Por sua vez, a colectânea Espaço de Ilusão parece ser a mais
conseguida. Toda a obra reflecte não apenas a realidade profissional da autora
mas sim a sublimação de todo o seu percurso enquanto pessoa.
“O espaço de ilusão é o espaço da paisagem da
nossa mente que recriamos para manter o alento durante o percurso nos processos
de vida mesmo quando se desencadeiam perdas sistemáticas que nos fazem esmorecer.”
– Isabel Seixas
É frequente nos poemas desta colectânea a
presença de um «tu» ausente mas presente para a poetisa com quem ela estabelece
monólogos dialogantes. Relativamente a esse «tu», há por parte da autora uma
entrega vigilante, uma interpretação das reacções do outro, inerentes à alma
feminina. É precisamente essa escrita no feminino que me atrai neste livro de
Isabel Seixas. A forma digna e despudorada com que deixa transparecer estados
de alma, emoções; a forma sensível e notável como expõe sentimentos e emoções
que vivencia e/ou vivenciou, traduzem uma nobreza de carácter clara, cintilante
e esplendorosa. Não há neste livro pretensões «intelectualóides» nem tiques de
erudição balofa, mas sim um despojamento da alma de quem escreve que nos toca e
sensibiliza. Um livro a ler e a reler.
Relativamente ao terceiro livro da autora, Chaves… Musa Inspiradora, a marca que me
pareceu mais evidente foi a necessidade da intertextualidade. Do que pude
depreender da sua leitura, a autora sentiu a necessidade premente de partilhar
a sua paixão com todos os que se consideram flavienses e que com ela
compartilham esse amor inequívoco pela bela cidade de Chaves. Pode ser uma
questão de gosto, não sei, pode ser por a autora ter aceitado tacitamente todas
as participações, mas creio que esta colectânea é a menos conseguida
essencialmente em termos literários. O tema aglutinador é obviamente a cidade
de Chaves. No entanto, há como que uma explosão de abordagens e perspectivas
onde a ausência de critério aglutinador induz a uma profusão caótica de visões
que me parecem pouco conseguidas. No entanto esta é uma visão, falível e
discutível, como deve inferir. A parte do livro onde predominam os textos da
escritora já tem uma orientação focalizada num percurso que a escritora enceta
através da cidade e que nos vai descrevendo a partir da sua mundividência
exclusiva e única. Os textos são prosa poética com qualidade. Isabel Seixas, a
poetisa, dá-nos a sua visão pessoal que reflecte todo um conjunto de
experiências e recordações singulares, raras e gratificantes para cada um de
nós, conhecedores daqueles espaços físicos que se tornaram por força das
vivências experienciadas espaços de emoção.

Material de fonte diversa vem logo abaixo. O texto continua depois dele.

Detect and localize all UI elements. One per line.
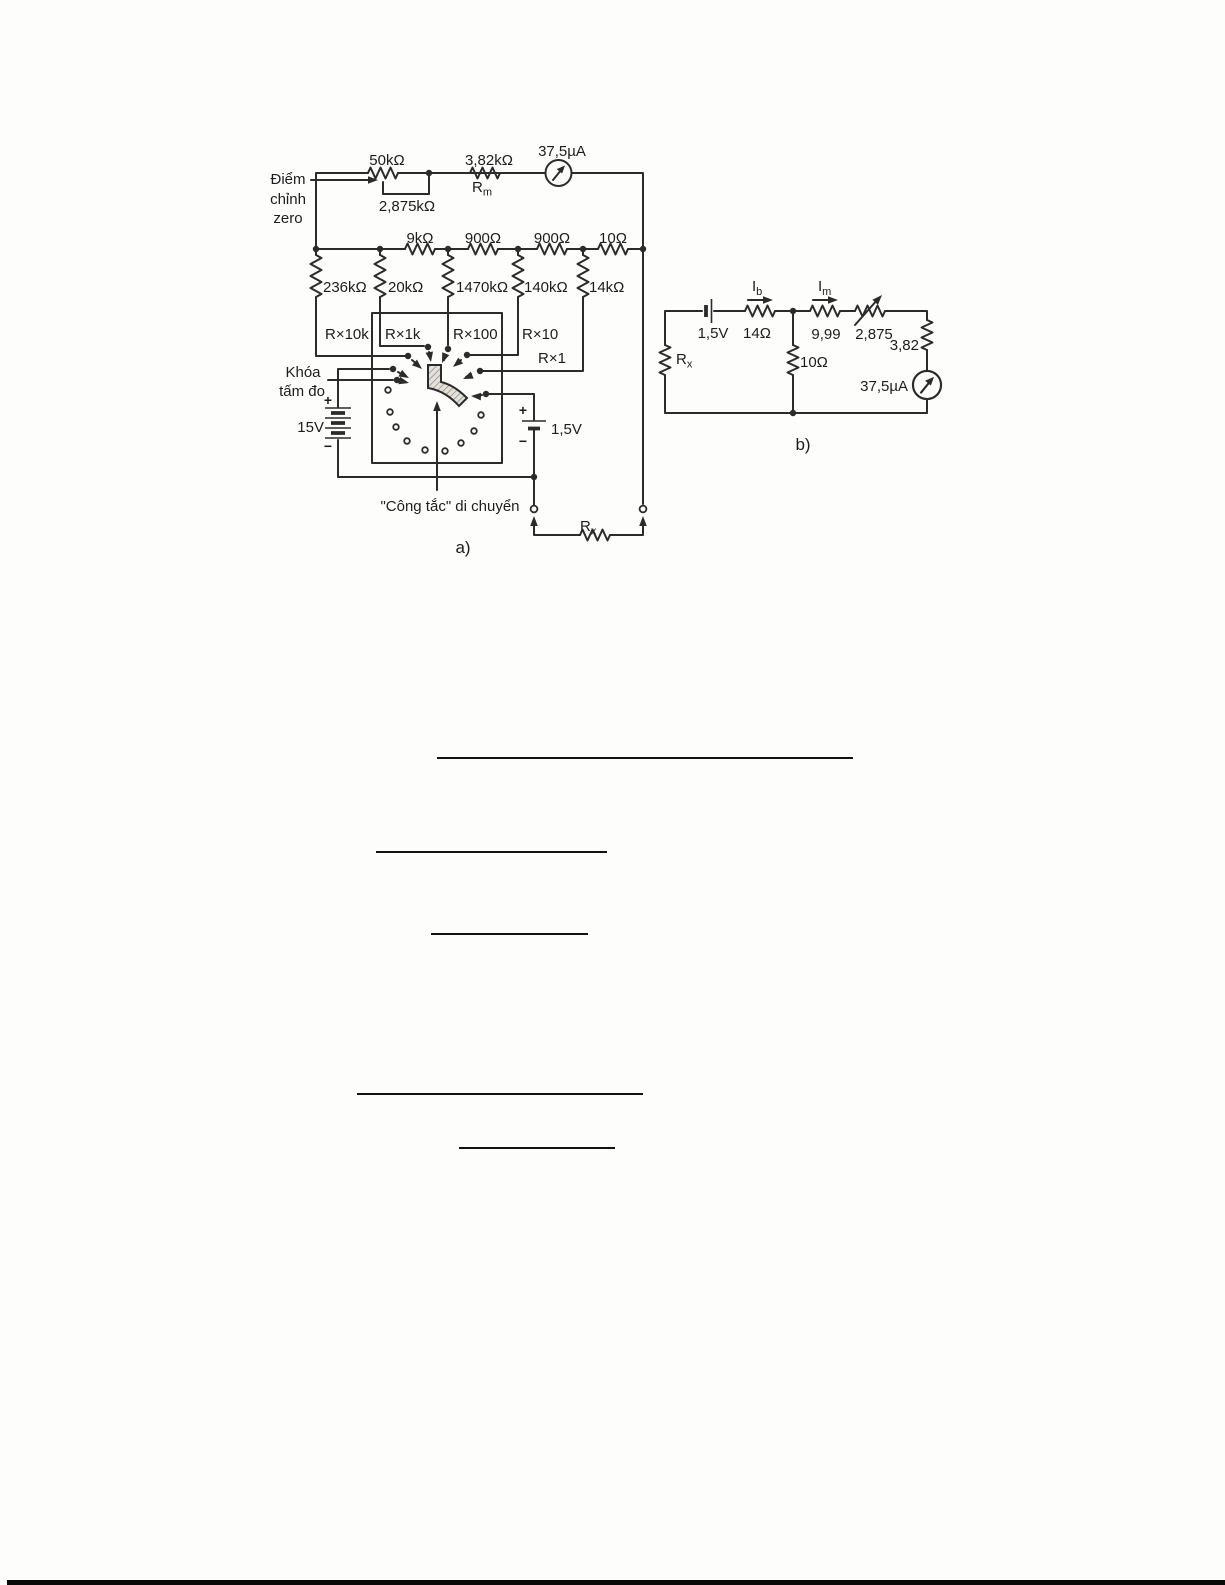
lock-label-2: tấm đo — [279, 383, 325, 400]
battery-15v — [325, 408, 351, 438]
series-r1: 9kΩ — [406, 230, 433, 247]
r2875-label: 2,875 — [855, 326, 893, 343]
ib-label: Ib — [752, 278, 762, 298]
meter-value: 37,5µA — [538, 143, 586, 160]
battery-15v-label: 15V — [297, 419, 324, 436]
battery-1v5-label: 1,5V — [551, 421, 582, 438]
test-terminals[interactable] — [531, 506, 647, 513]
rx-label-b: Rx — [676, 351, 693, 371]
resistor-rx-b — [660, 345, 671, 375]
series-r3: 900Ω — [534, 230, 570, 247]
meter-b-label: 37,5µA — [860, 378, 908, 395]
pot-50k-resistor — [368, 168, 398, 179]
zero-adjust-label-1: Điểm — [270, 171, 305, 188]
battery-1v5-plus: + — [519, 402, 527, 418]
series-r4: 10Ω — [599, 230, 627, 247]
range-x1k: R×1k — [385, 326, 421, 343]
shunt-r3: 1470kΩ — [456, 279, 508, 296]
shunt-r1: 236kΩ — [323, 279, 367, 296]
rm-label: Rm — [472, 179, 492, 199]
battery-15v-minus: − — [324, 438, 332, 454]
moving-switch-label: "Công tắc" di chuyển — [380, 498, 519, 515]
zero-adjust-label-3: zero — [273, 210, 302, 227]
rule-2 — [376, 851, 607, 853]
rotary-switch-wedge[interactable] — [428, 365, 467, 406]
battery-b-label: 1,5V — [698, 325, 729, 342]
im-label: Im — [818, 278, 831, 298]
lock-label-1: Khóa — [285, 364, 321, 381]
junction-dots — [313, 170, 646, 480]
shunt-r4: 140kΩ — [524, 279, 568, 296]
rm-resistor — [470, 168, 500, 179]
r999-label: 9,99 — [811, 326, 840, 343]
battery-b — [706, 299, 712, 323]
rx-label-a: Rx — [580, 518, 597, 538]
resistor-999 — [810, 306, 840, 317]
battery-1v5 — [522, 421, 546, 429]
battery-15v-plus: + — [324, 392, 332, 408]
r10-label: 10Ω — [800, 354, 828, 371]
shunt-r2: 20kΩ — [388, 279, 423, 296]
range-x10k: R×10k — [325, 326, 369, 343]
range-x100: R×100 — [453, 326, 498, 343]
r382-label: 3,82 — [890, 337, 919, 354]
scanned-document-page: Điểm chỉnh zero 50kΩ 2,875kΩ 3,82kΩ Rm 3… — [0, 0, 1225, 1585]
series-r2: 900Ω — [465, 230, 501, 247]
circuit-a-wires — [311, 173, 643, 535]
caption-b: b) — [795, 435, 810, 454]
pot-value: 50kΩ — [369, 152, 404, 169]
rule-5 — [459, 1147, 615, 1149]
microammeter-b — [913, 371, 941, 399]
caption-a: a) — [455, 538, 470, 557]
range-x10: R×10 — [522, 326, 558, 343]
r14-label: 14Ω — [743, 325, 771, 342]
rm-value: 3,82kΩ — [465, 152, 513, 169]
rule-1 — [437, 757, 853, 759]
zero-adjust-label-2: chỉnh — [270, 191, 306, 208]
circuit-a: Điểm chỉnh zero 50kΩ 2,875kΩ 3,82kΩ Rm 3… — [270, 143, 647, 557]
rule-4 — [357, 1093, 643, 1095]
page-bottom-scan-bar — [7, 1580, 1225, 1585]
shunt-r5: 14kΩ — [589, 279, 624, 296]
battery-1v5-minus: − — [519, 433, 527, 449]
unused-switch-contacts — [385, 387, 484, 454]
microammeter — [546, 160, 572, 186]
pot-shunt-value: 2,875kΩ — [379, 198, 435, 215]
circuit-b: Ib Im 1,5V 14Ω 9,99 2,875 3,82 10Ω 37,5µ… — [660, 278, 942, 454]
ohmmeter-figure: Điểm chỉnh zero 50kΩ 2,875kΩ 3,82kΩ Rm 3… — [0, 0, 1225, 1585]
resistor-382 — [922, 320, 933, 350]
range-x1: R×1 — [538, 350, 566, 367]
rule-3 — [431, 933, 588, 935]
resistor-10 — [788, 345, 799, 375]
resistor-14 — [745, 306, 775, 317]
shaft-arrow — [433, 401, 441, 411]
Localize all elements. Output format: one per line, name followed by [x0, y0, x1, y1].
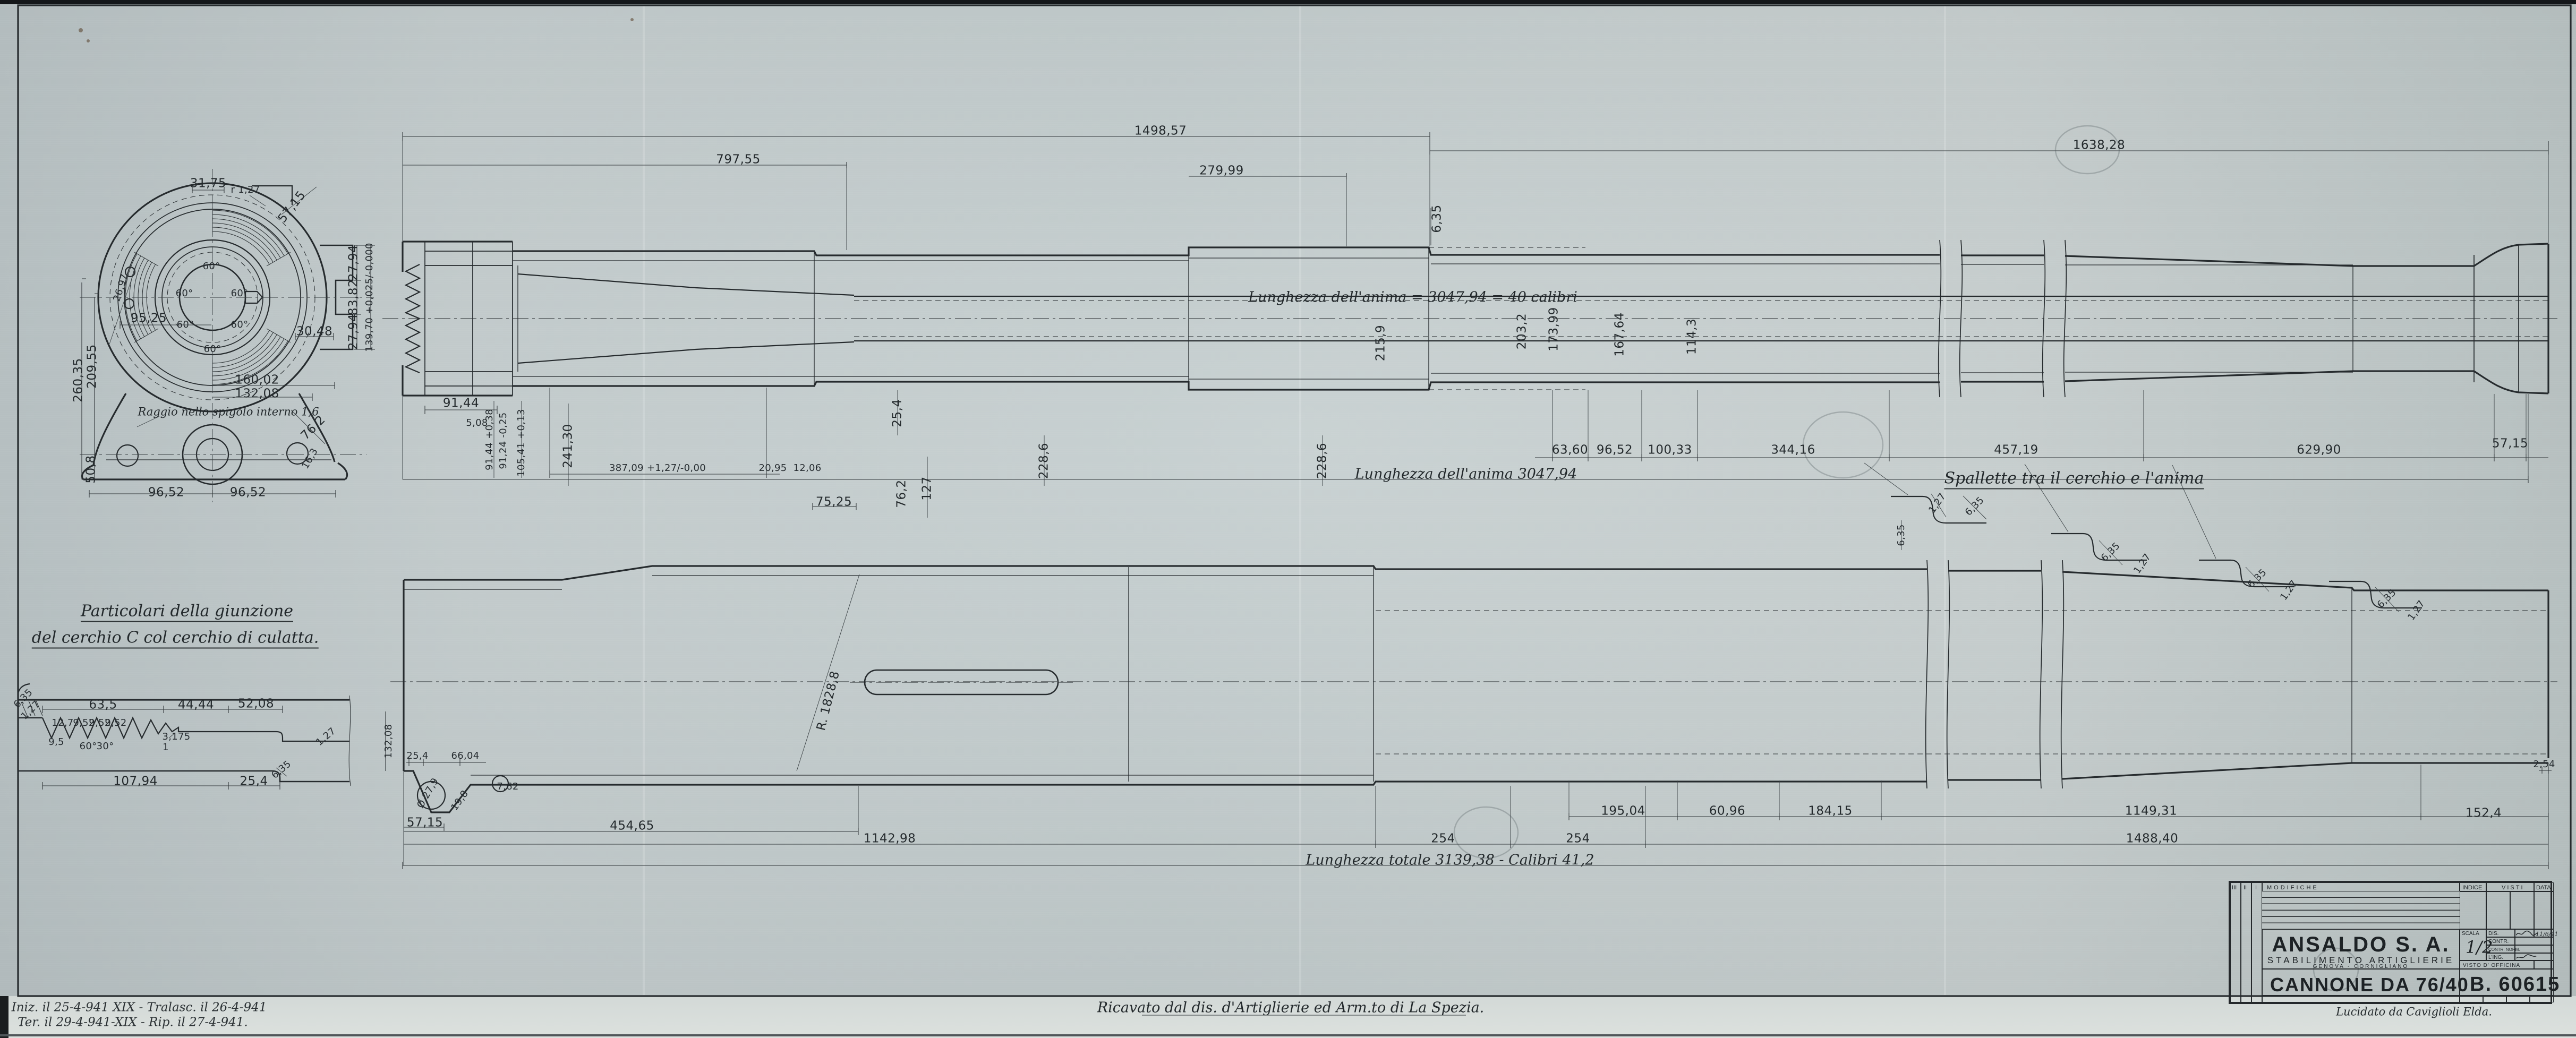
dim-label: 60° — [80, 742, 97, 751]
rev-col-3 — [2230, 882, 2241, 1002]
ing-signature-cell — [2515, 953, 2554, 960]
log-note-line1: Iniz. il 25-4-941 XIX - Tralasc. il 26-4… — [12, 1002, 267, 1014]
dim-label: 66,04 — [451, 751, 479, 761]
dim-label: 91,24 -0,25 — [499, 412, 508, 469]
dim-label: 457,19 — [1994, 444, 2038, 457]
dim-label: 1638,28 — [2073, 140, 2126, 152]
drawing-number: B. 60615 — [2470, 973, 2560, 996]
dim-label: Lunghezza totale 3139,38 - Calibri 41,2 — [1306, 853, 1594, 868]
workshop-date-cell — [2534, 960, 2554, 969]
contrnorm-value-cell — [2515, 945, 2554, 953]
dim-label: 44,44 — [178, 699, 214, 711]
contr-label: CONTR. — [2488, 939, 2509, 945]
dim-label: 57,15 — [2492, 438, 2528, 450]
company-name: ANSALDO S. A. — [2263, 933, 2459, 957]
dim-label: 1149,31 — [2125, 805, 2178, 818]
indice-rows — [2460, 891, 2486, 929]
workshop-label: VISTO D' OFFICINA — [2463, 963, 2520, 968]
dim-label: 60° — [231, 320, 249, 330]
dim-label: 83,82 — [348, 279, 360, 315]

Pelo que foi referido, qualquer um dos livros
publicados pela autora devem ser lidos por nós, transmontanos e não só. Eles
reflectem uma perspectiva, a da autora, onde cada um de nós, de uma forma ou de
outra se vê retratado. Afinal o que é a literatura senão isso mesmo: Uma visão
singular onde cada qual espelha a sua própria percepção do mundo?